É ponto pacífico que a vertente criativa das letras cabo-verdianas percorreu já um caminho de sucesso, o bastante para merecer esta Academia que surge no universo cultural cabo-verdiano como um fruto que atinge o grau de maturação suficiente, aquele que era esperado pela sociedade cabo-verdiana, tal como se esperava um orfeão, uma orquestra, um balet, um estádio nacional ou um oceanário. Garantidas outras necessidades básicas como o ensino, a saúde, a alimentação, começa a sociedade cabo-verdiana a erguer a fasquia apontando para a satisfação de necessidades mais sofisticadas e mais espirituais, não apenas beneficiando uma elite, mas acessível a todos.
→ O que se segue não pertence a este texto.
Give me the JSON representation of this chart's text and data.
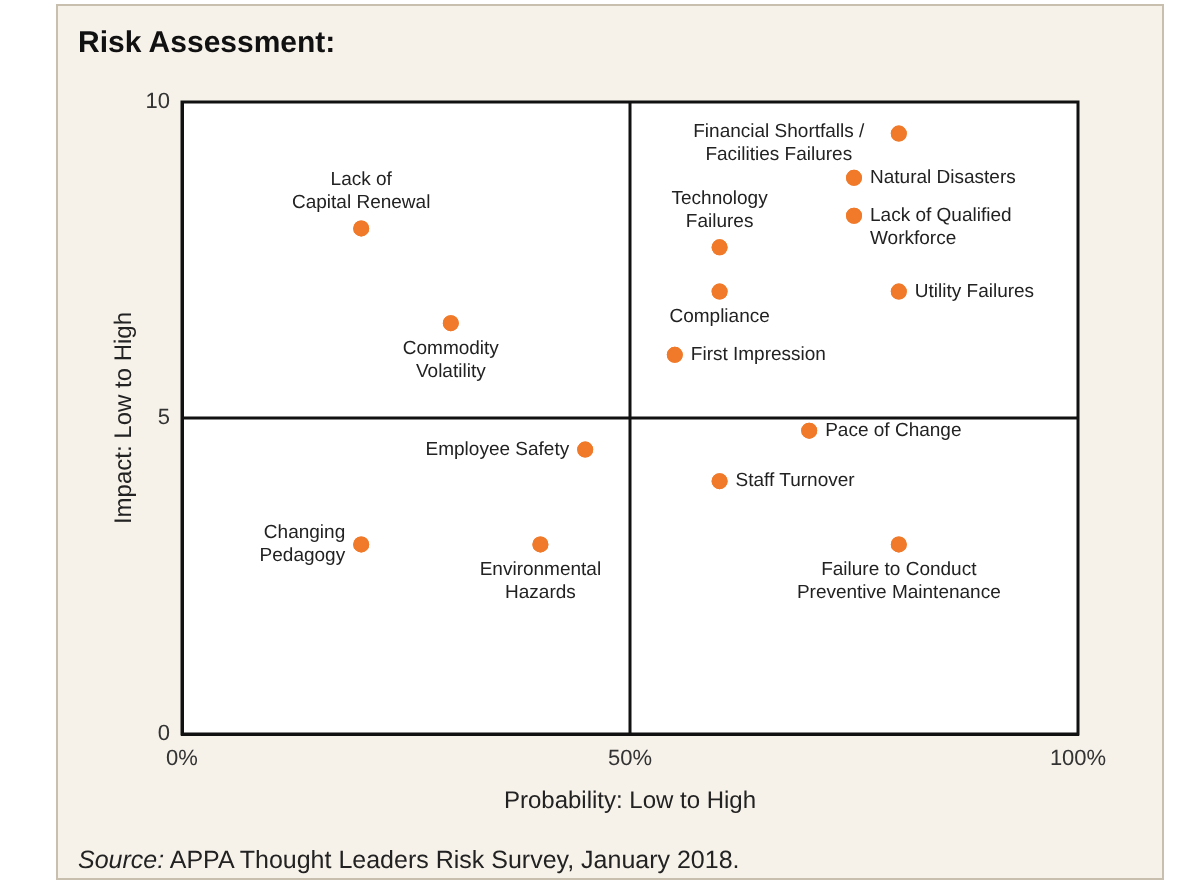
{
  "chart_data": {
    "type": "scatter",
    "title": "Risk Assessment:",
    "xlabel": "Probability: Low to High",
    "ylabel": "Impact: Low to High",
    "x": [
      20,
      30,
      45,
      20,
      40,
      80,
      75,
      75,
      60,
      80,
      60,
      55,
      70,
      60,
      80
    ],
    "series": [
      {
        "color": "#f07a2a",
        "values": [
          8,
          6.5,
          4.5,
          3,
          3,
          9.5,
          8.8,
          8.2,
          7.7,
          7,
          7,
          6,
          4.8,
          4,
          3
        ]
      }
    ],
    "xlim": [
      0,
      100
    ],
    "xticks": [
      {
        "value": 0,
        "label": "0%"
      },
      {
        "value": 50,
        "label": "50%"
      },
      {
        "value": 100,
        "label": "100%"
      }
    ],
    "ylim": [
      0,
      10
    ],
    "yticks": [
      0,
      5,
      10
    ],
    "ref_lines": [
      {
        "axis": "x",
        "value": 50
      },
      {
        "axis": "y",
        "value": 5
      }
    ],
    "legend": false,
    "marker": "circle",
    "annotations": [
      {
        "text": "Lack of\nCapital Renewal",
        "x": 20,
        "y": 8
      },
      {
        "text": "Commodity\nVolatility",
        "x": 30,
        "y": 6.5
      },
      {
        "text": "Employee Safety",
        "x": 45,
        "y": 4.5
      },
      {
        "text": "Changing\nPedagogy",
        "x": 20,
        "y": 3
      },
      {
        "text": "Environmental\nHazards",
        "x": 40,
        "y": 3
      },
      {
        "text": "Financial Shortfalls /\nFacilities Failures",
        "x": 80,
        "y": 9.5
      },
      {
        "text": "Natural Disasters",
        "x": 75,
        "y": 8.8
      },
      {
        "text": "Lack of Qualified\nWorkforce",
        "x": 75,
        "y": 8.2
      },
      {
        "text": "Technology\nFailures",
        "x": 60,
        "y": 7.7
      },
      {
        "text": "Utility Failures",
        "x": 80,
        "y": 7
      },
      {
        "text": "Compliance",
        "x": 60,
        "y": 7
      },
      {
        "text": "First Impression",
        "x": 55,
        "y": 6
      },
      {
        "text": "Pace of Change",
        "x": 70,
        "y": 4.8
      },
      {
        "text": "Staff Turnover",
        "x": 60,
        "y": 4
      },
      {
        "text": "Failure to Conduct\nPreventive Maintenance",
        "x": 80,
        "y": 3
      },
      "Source: APPA Thought Leaders Risk Survey, January 2018."
    ]
  }
}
Criado em 23 de setembro de 2013, a ACL viveu intensamente o seu primeiro ano tentando insistentemente cumprir os objetivos que conduziram à sua criação ou seja: a promoção e o incentivo das Letras e da Literatura Cabo-verdianas e a difusão da Cultura Nacional. Nesse quadro a ACL acompanhou e enalteceu as obras dos seguintes autores:

  • De Jorge Soares o livro “Contos”;
  • De Arménio Vieira, “O Brumário” e “Sequências do Brumário”
  • De Vera Duarte “A Palavra e os Dias”;
  • De Samuel Gonçalves “O Curandeiro de Monte Piorro”;
  • De Margarida Fontes o livro de poemas “De Lírios”;
  • Da Professora Doutora Fátima Fernandes a tese de doutoramento sobre os poetas João Vário, Corsino Fortes e José Luís Tavares;
  • De Simone Caputo e Érica Antunes noticiou-se a preparação da seleta literária abrangendo os autores cabo-verdianos que têm sido estudados na Universidade de S. Paulo.
  • De Manuel Brito Semedo “Na Esquina do Tempo - Crónicas de Mindelo”
  • Três obras de Danny Spínola: Pasárgadas de Sol, Photomaton, Vagens & Sonatas de Sol.
  • De Kaká Barbosa: Gaveta Branca.

A ACL participou no estrangeiro em vários eventos, nomeadamente no Salão do Livro Africano em Casablanca, Marrocos; no Salão do Livro das Canárias e na Feira do Livro de Ribeirão Preto e Universidade de S. Carlos.

Participou ainda nas comemorações dos 800 anos da Língua Portuguesa através duma sessão cultural no Instituto Camões seguida de uma mesa redonda na Rádio Nacional.

A ACL recebeu uma Delegação angolana para a divulgação do Grande Prémio Sonangol 2016, concurso no qual o nosso país tem sido sempre bem representado tendo recebido uma menção honrosa e 4 prémios.

Nas intervenções culturais públicas, a ACL sempre homenageou intelectuais e artistas falecidos e vivos, por exemplo: Eugénio Tavares, Aguinaldo Fonseca, Orlanda Amarílis, Tututa Évora, Mário Fonseca entre outros.